Die SP begrüsst im Grunde eine minimale Besteuerung von internationalen Grosskonzernen – so zu hören in ihrem Podcast. Im Gespräch mit Co-Präsident Cédric Wermuth sagt Vizepräsident David Roth: «Es ist eine sehr gute Sache. Und die 15 Prozent werden ja auch kommen.»
Eine Mindeststeuer von 15 Prozent, ab nächsten Jahr – so wollen es 140 Staaten. Ein paar tausend solcher Unternehmen haben ihren Sitz in der Schweiz, denn diverse Kantone besteuern sie derzeit tiefer – Stichwort internationaler Steuerwettbewerb. Dieser Schritt führt zu zusätzlichen Steuereinnahmen, geschätzt werden sie auf eine bis zu 2.5 Milliarden Franken.
Es ist unglaublich, wie es die Schweiz fertig bringt, eine an sich gute Idee derart zu pervertieren, dass der Steuerwettbewerb auf anderem Niveau noch zusätzlich angeheizt wird.
Doch hier kommt das aber der SP-Spitze Wermuth/Roth. Entscheidend sei, wie das Geld in der Schweiz verteilt werde, sagt Roth. «Es ist unglaublich, wie es die Schweiz fertig bringt, eine gute Idee derart zu pervertieren, dass der Steuerwettbewerb auf anderem Niveau zusätzlich angeheizt wird. Darum gab es am Parteitag dieses deutliche Nein.»
Gespaltene Sozialdemokratie
So hat die SP ihr grundsätzliches Ja in ein Nein gedreht. Doch trotz Nein-Parole ist die SP nicht geschlossen: Abweichende Haltungen gibt es in der Bundeshausfraktion und unter den SP-Kantonalparteien: Für Stimmfreigabe sind etwa Basel-Stadt oder die Waadt, für ein Ja Solothurn oder Genf.
Ähnlich gespalten ist die Grüne Partei, die Stimmfreigabe beschlossen hat. Für ein Ja votieren etwa die Kantonalparteien beider Basel, Waadt und Genf. Nein sagen etwa Neuenburg und Thurgau. Die Linke stösst sich am Verteilschlüssel der Steuereinnahmen – 75 Prozent geht an die Kantone, 25 Prozent an den Bund: So komme das Geld nicht der Bevölkerung zugute, sondern der Standortförderung.

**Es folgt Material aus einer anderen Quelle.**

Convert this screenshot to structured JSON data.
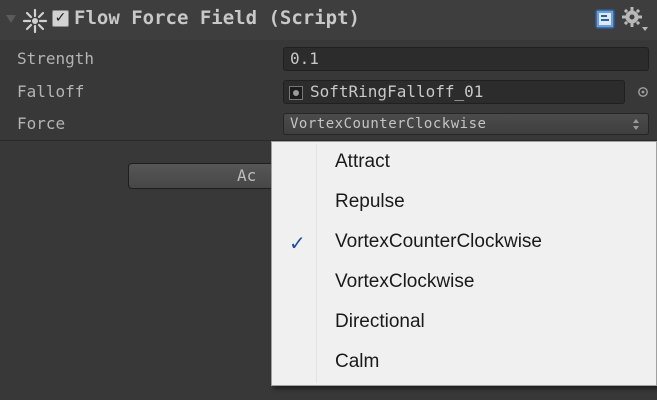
{
  "component": {
    "title": "Flow Force Field (Script)",
    "enabled": true,
    "enabled_glyph": "✓",
    "icons": {
      "foldout": "foldout-arrow-icon",
      "component": "force-field-icon",
      "help": "help-book-icon",
      "settings": "gear-icon"
    }
  },
  "properties": {
    "strength": {
      "label": "Strength",
      "value": "0.1"
    },
    "falloff": {
      "label": "Falloff",
      "value": "SoftRingFalloff_01"
    },
    "force": {
      "label": "Force",
      "value": "VortexCounterClockwise"
    }
  },
  "add_component": {
    "label": "Ac"
  },
  "force_menu": {
    "check_glyph": "✓",
    "selected_index": 2,
    "options": [
      {
        "label": "Attract"
      },
      {
        "label": "Repulse"
      },
      {
        "label": "VortexCounterClockwise"
      },
      {
        "label": "VortexClockwise"
      },
      {
        "label": "Directional"
      },
      {
        "label": "Calm"
      }
    ]
  },
  "colors": {
    "inspector_bg": "#383838",
    "menu_bg": "#f0f0f0",
    "check_accent": "#1d4fa8"
  }
}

Bei der Grünen Partei beurteilt das die St. Galler Nationalrätin Franziska Ryser kritisch: «Diese Umsetzung führt zu einer ungerechten Verteilung der erwarteten Mehreinnahmen.» Über die Hälfte werde bloss vier Kantonen zugute kommen. «Das wird zu einer Verstärkung des Steuerwettbewerbs in der Schweiz führen.» Da geht es um die Standortkantone der internationalen Konzerne wie Roche oder Glencore: Zug, Basel-Stadt, Zürich und Genf.
Eine SP-Finanzpolitikerin, die für die Änderung kämpft, ist Ständerätin Eva Herzog. Sie entgegnet, das Geld bleibe nicht in den Standortkantonen: «Der Finanzausgleich wird umso stärker dotiert, je mehr zu den Kantonen fliesst. Dies durch die Regeln des Finanzausgleichs, weil der Bund dann auch aufstocken muss.»
Ich kann kein Argument nachvollziehen, das hier für ein Nein wirbt.»
Der Verteilschlüssel führe dazu, dass am Ende alle profitieren würden, ist Herzog überzeugt. Und wenn die Kantone ihren Standort attraktiver machten, profitierten davon nicht nur die Unternehmen: «Das bedeutet Massnahmen für Forschung und Entwicklung, attraktivere Bedingungen für Fachkräfte und internationale Arbeitskräfte, Investitionen in die Vereinbarkeit von Beruf und Familie und so weiter.»
Die Gegenseite befürchtet aber Steuersenkungen. Dabei gäbe es für Ryser eine gerechtere Verteilung: «Mit einem grösseren Anteil beim Bund hätten wir eine Bundessteuer gehabt und Ausgaben finanzieren können, die der ganzen Schweiz zugute kommen. Zum Beispiel Massnahmen gegen den Fachkräftemangel oder zur Bekämpfung des Klimawandels.»
Da sich der Verteilschlüssel auf Gesetzesebene anpassen liesse, kommt die Basler SP-Ständerätin Herzog zum Schluss: «Ich kann kein Argument nachvollziehen, das hier für ein Nein wirbt.»